Nice place, Astorga.  Good, unregimented, non-bureaucratic feel here, as in much of the country.  Spain is decentralized, and there are many more ethnic and identity groups than the ones we hear about. 

After a saving shower, I have lunch in the hotel.  A fine lunch, only one other diner there.  Nicely appointed dining room with the wall dominated by large panels of tufted fabric.

After lunch I visit the striking gothic cathedral across from my hotel, and the adjoining museum.  I leave a lock in a confessional and one below a statue of St.

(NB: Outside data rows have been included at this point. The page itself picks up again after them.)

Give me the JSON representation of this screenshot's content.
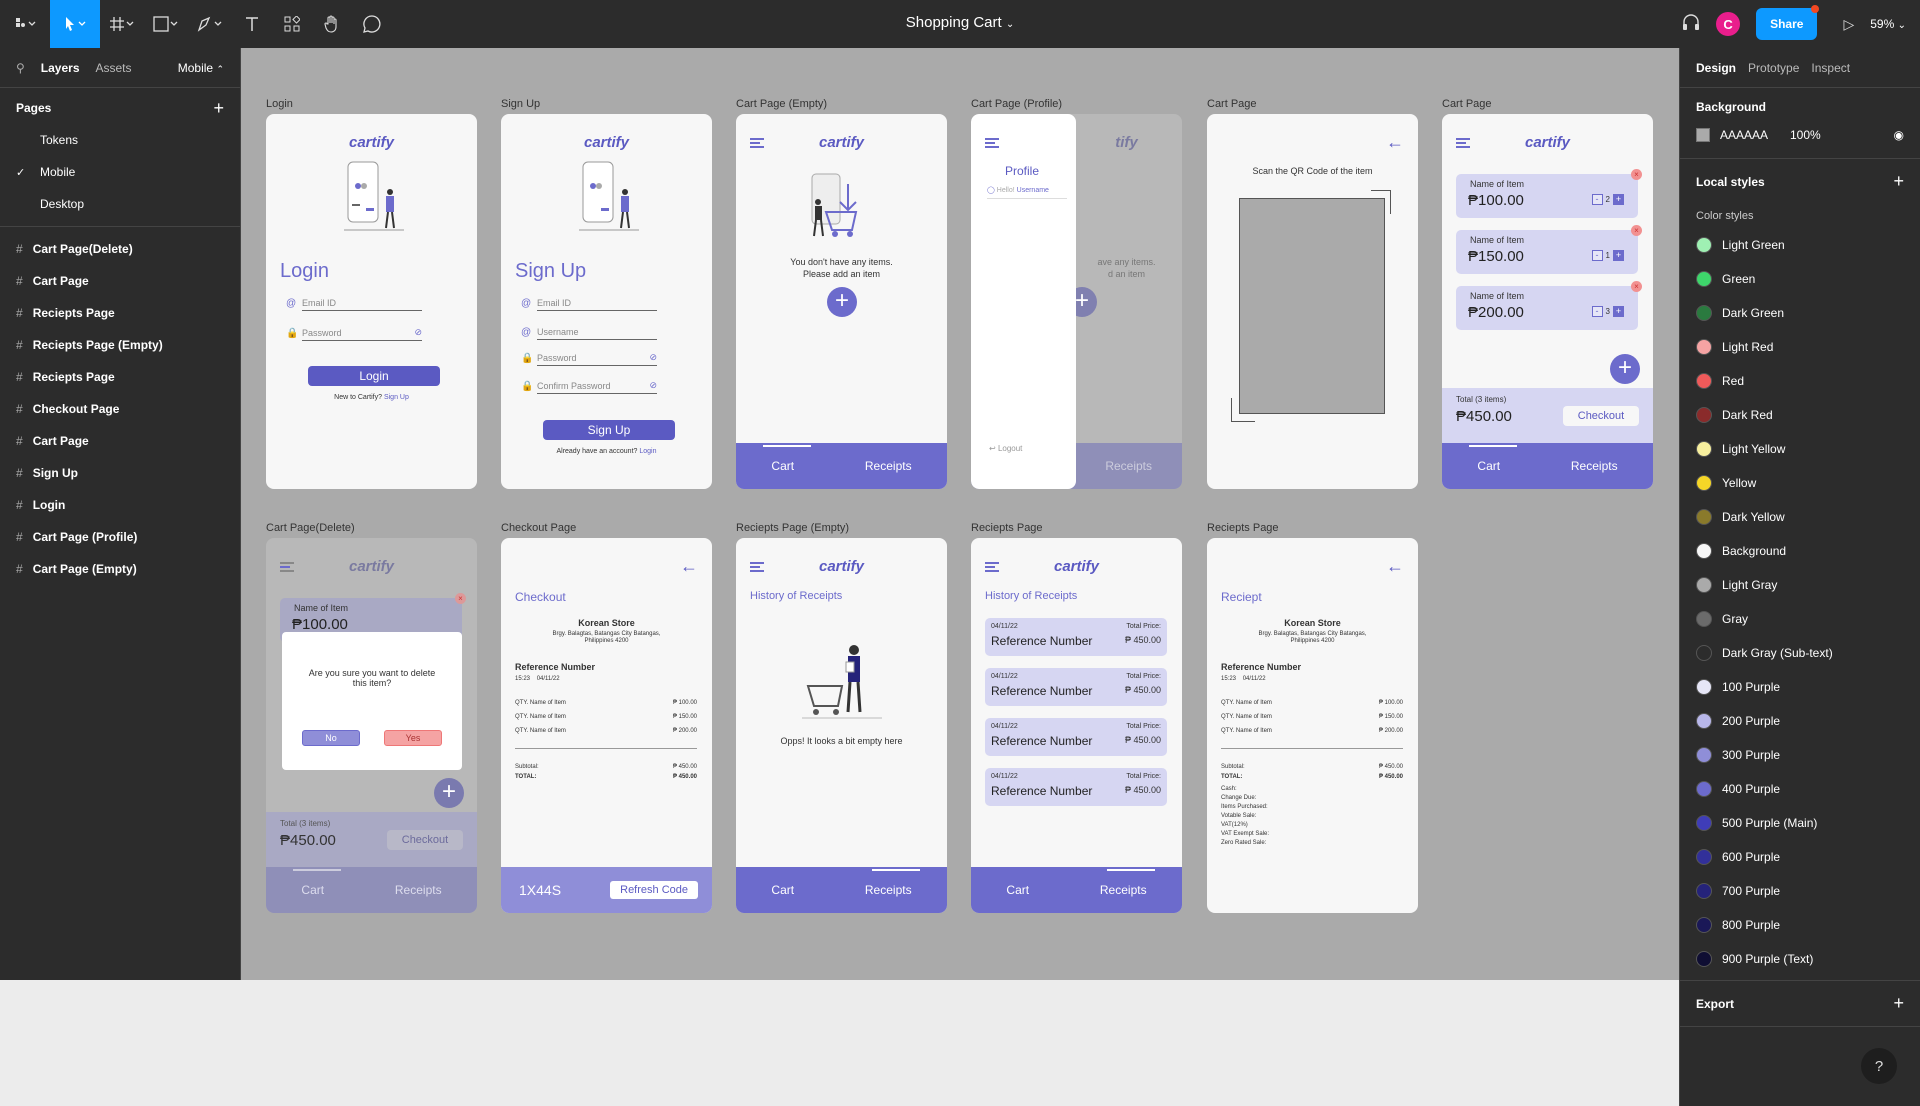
{
  "toolbar": {
    "title": "Shopping Cart",
    "share": "Share",
    "avatar": "C",
    "zoom": "59%"
  },
  "left": {
    "tab_layers": "Layers",
    "tab_assets": "Assets",
    "page_select": "Mobile",
    "pages_header": "Pages",
    "pages": [
      "Tokens",
      "Mobile",
      "Desktop"
    ],
    "layers": [
      "Cart Page(Delete)",
      "Cart Page",
      "Reciepts Page",
      "Reciepts Page (Empty)",
      "Reciepts Page",
      "Checkout Page",
      "Cart Page",
      "Sign Up",
      "Login",
      "Cart Page (Profile)",
      "Cart Page (Empty)"
    ]
  },
  "right": {
    "tabs": [
      "Design",
      "Prototype",
      "Inspect"
    ],
    "bg_header": "Background",
    "bg_hex": "AAAAAA",
    "bg_opacity": "100%",
    "local_styles": "Local styles",
    "color_styles": "Color styles",
    "export": "Export",
    "help": "?",
    "styles": [
      {
        "name": "Light Green",
        "color": "#9ff0b3"
      },
      {
        "name": "Green",
        "color": "#3ed56b"
      },
      {
        "name": "Dark Green",
        "color": "#2a7a3f"
      },
      {
        "name": "Light Red",
        "color": "#f5a3a3"
      },
      {
        "name": "Red",
        "color": "#ef5a5a"
      },
      {
        "name": "Dark Red",
        "color": "#8a2b2b"
      },
      {
        "name": "Light Yellow",
        "color": "#f7ef9e"
      },
      {
        "name": "Yellow",
        "color": "#f5d627"
      },
      {
        "name": "Dark Yellow",
        "color": "#8a7a2b"
      },
      {
        "name": "Background",
        "color": "#f7f7f7"
      },
      {
        "name": "Light Gray",
        "color": "#aaaaaa"
      },
      {
        "name": "Gray",
        "color": "#6b6b6b"
      },
      {
        "name": "Dark Gray (Sub-text)",
        "color": "#2c2c2c"
      },
      {
        "name": "100 Purple",
        "color": "#e6e6f7"
      },
      {
        "name": "200 Purple",
        "color": "#b8b7ea"
      },
      {
        "name": "300 Purple",
        "color": "#8f8ed8"
      },
      {
        "name": "400 Purple",
        "color": "#6c6bcc"
      },
      {
        "name": "500 Purple (Main)",
        "color": "#3f3db8"
      },
      {
        "name": "600 Purple",
        "color": "#32309a"
      },
      {
        "name": "700 Purple",
        "color": "#25237a"
      },
      {
        "name": "800 Purple",
        "color": "#1a1857"
      },
      {
        "name": "900 Purple (Text)",
        "color": "#0f0e33"
      }
    ]
  },
  "frames": {
    "login": {
      "label": "Login",
      "logo": "cartify",
      "title": "Login",
      "email": "Email ID",
      "password": "Password",
      "btn": "Login",
      "foot": "New to Cartify?",
      "foot_link": "Sign Up"
    },
    "signup": {
      "label": "Sign Up",
      "logo": "cartify",
      "title": "Sign Up",
      "email": "Email ID",
      "username": "Username",
      "password": "Password",
      "confirm": "Confirm Password",
      "btn": "Sign Up",
      "foot": "Already have an account?",
      "foot_link": "Login"
    },
    "empty": {
      "label": "Cart Page (Empty)",
      "logo": "cartify",
      "msg1": "You don't have any items.",
      "msg2": "Please add an item",
      "cart": "Cart",
      "receipts": "Receipts"
    },
    "profile": {
      "label": "Cart Page (Profile)",
      "profile": "Profile",
      "hello": "Hello!",
      "username": "Username",
      "logout": "Logout",
      "receipts": "Receipts",
      "msg1": "ave any items.",
      "msg2": "d an item",
      "logo_part": "tify"
    },
    "scan": {
      "label": "Cart Page",
      "msg": "Scan the QR Code of the item"
    },
    "cart": {
      "label": "Cart Page",
      "logo": "cartify",
      "items": [
        {
          "name": "Name of Item",
          "price": "₱100.00",
          "qty": "2"
        },
        {
          "name": "Name of Item",
          "price": "₱150.00",
          "qty": "1"
        },
        {
          "name": "Name of Item",
          "price": "₱200.00",
          "qty": "3"
        }
      ],
      "total_label": "Total (3 items)",
      "total": "₱450.00",
      "checkout": "Checkout",
      "cart": "Cart",
      "receipts": "Receipts"
    },
    "delete": {
      "label": "Cart Page(Delete)",
      "logo": "cartify",
      "item_name": "Name of Item",
      "item_price": "₱100.00",
      "question": "Are you sure you want to delete this item?",
      "no": "No",
      "yes": "Yes",
      "total_label": "Total (3 items)",
      "total": "₱450.00",
      "checkout": "Checkout",
      "cart": "Cart",
      "receipts": "Receipts"
    },
    "checkout": {
      "label": "Checkout Page",
      "title": "Checkout",
      "store": "Korean Store",
      "addr1": "Brgy. Balagtas, Batangas City Batangas,",
      "addr2": "Philippines 4200",
      "ref": "Reference Number",
      "time": "15:23",
      "date": "04/11/22",
      "lines": [
        [
          "QTY. Name of Item",
          "₱ 100.00"
        ],
        [
          "QTY. Name of Item",
          "₱ 150.00"
        ],
        [
          "QTY. Name of Item",
          "₱ 200.00"
        ]
      ],
      "subtotal": "Subtotal:",
      "subtotal_v": "₱ 450.00",
      "total": "TOTAL:",
      "total_v": "₱ 450.00",
      "code": "1X44S",
      "refresh": "Refresh Code"
    },
    "rec_empty": {
      "label": "Reciepts Page (Empty)",
      "logo": "cartify",
      "title": "History of Receipts",
      "msg": "Opps! It looks a bit empty here",
      "cart": "Cart",
      "receipts": "Receipts"
    },
    "rec": {
      "label": "Reciepts Page",
      "logo": "cartify",
      "title": "History of Receipts",
      "rows": [
        {
          "date": "04/11/22",
          "ref": "Reference Number",
          "tl": "Total Price:",
          "tv": "₱ 450.00"
        },
        {
          "date": "04/11/22",
          "ref": "Reference Number",
          "tl": "Total Price:",
          "tv": "₱ 450.00"
        },
        {
          "date": "04/11/22",
          "ref": "Reference Number",
          "tl": "Total Price:",
          "tv": "₱ 450.00"
        },
        {
          "date": "04/11/22",
          "ref": "Reference Number",
          "tl": "Total Price:",
          "tv": "₱ 450.00"
        }
      ],
      "cart": "Cart",
      "receipts": "Receipts"
    },
    "receipt": {
      "label": "Reciepts Page",
      "title": "Reciept",
      "store": "Korean Store",
      "addr1": "Brgy. Balagtas, Batangas City Batangas,",
      "addr2": "Philippines 4200",
      "ref": "Reference Number",
      "time": "15:23",
      "date": "04/11/22",
      "lines": [
        [
          "QTY. Name of Item",
          "₱ 100.00"
        ],
        [
          "QTY. Name of Item",
          "₱ 150.00"
        ],
        [
          "QTY. Name of Item",
          "₱ 200.00"
        ]
      ],
      "subtotal": "Subtotal:",
      "subtotal_v": "₱ 450.00",
      "total": "TOTAL:",
      "total_v": "₱ 450.00",
      "extras": [
        "Cash:",
        "Change Due:",
        "Items Purchased:",
        "Votable Sale:",
        "VAT(12%)",
        "VAT Exempt Sale:",
        "Zero Rated Sale:"
      ]
    }
  }
}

Michael. 

Confessional
Confessional in Astorga's Cathedreal Where a Lock Now Resides

In the upper reaches of the cathedral one stills sees beautiful stained glass.  Lower down it is new and bland, just nada.

I ask the docent if the windows were lost in the Civil War.  No, she says, in the War of Independence.  This was around 1808-1814 or so when Napoleon tried to dominate Spain.   This is known to us as the Peninsular War.  Quite a story, but suffice it to say that this where guerilla warfare began.  By the end of the war, Spanish peasants were killing 100 French soldiers a day.  Retribution was fearsome.  Goya has a group of etchings about the war.  One shows a battered tree with dismembered body parts dangling from it.  He titled it simply, “Lo vi.” (I saw it.)

In the museum I learned that there is an ethnic people in this area called the Maragatos.  There appears to be some connection with the people in Mallorca, strangely enough.  Similar costumes, similar musical instruments. Need to explore this when I get home.

I found a really cheap for-pay computer in an albergue around the corner from the hotel and that's where I am now. 

But not for long.   More sightseeing and an early bedtime.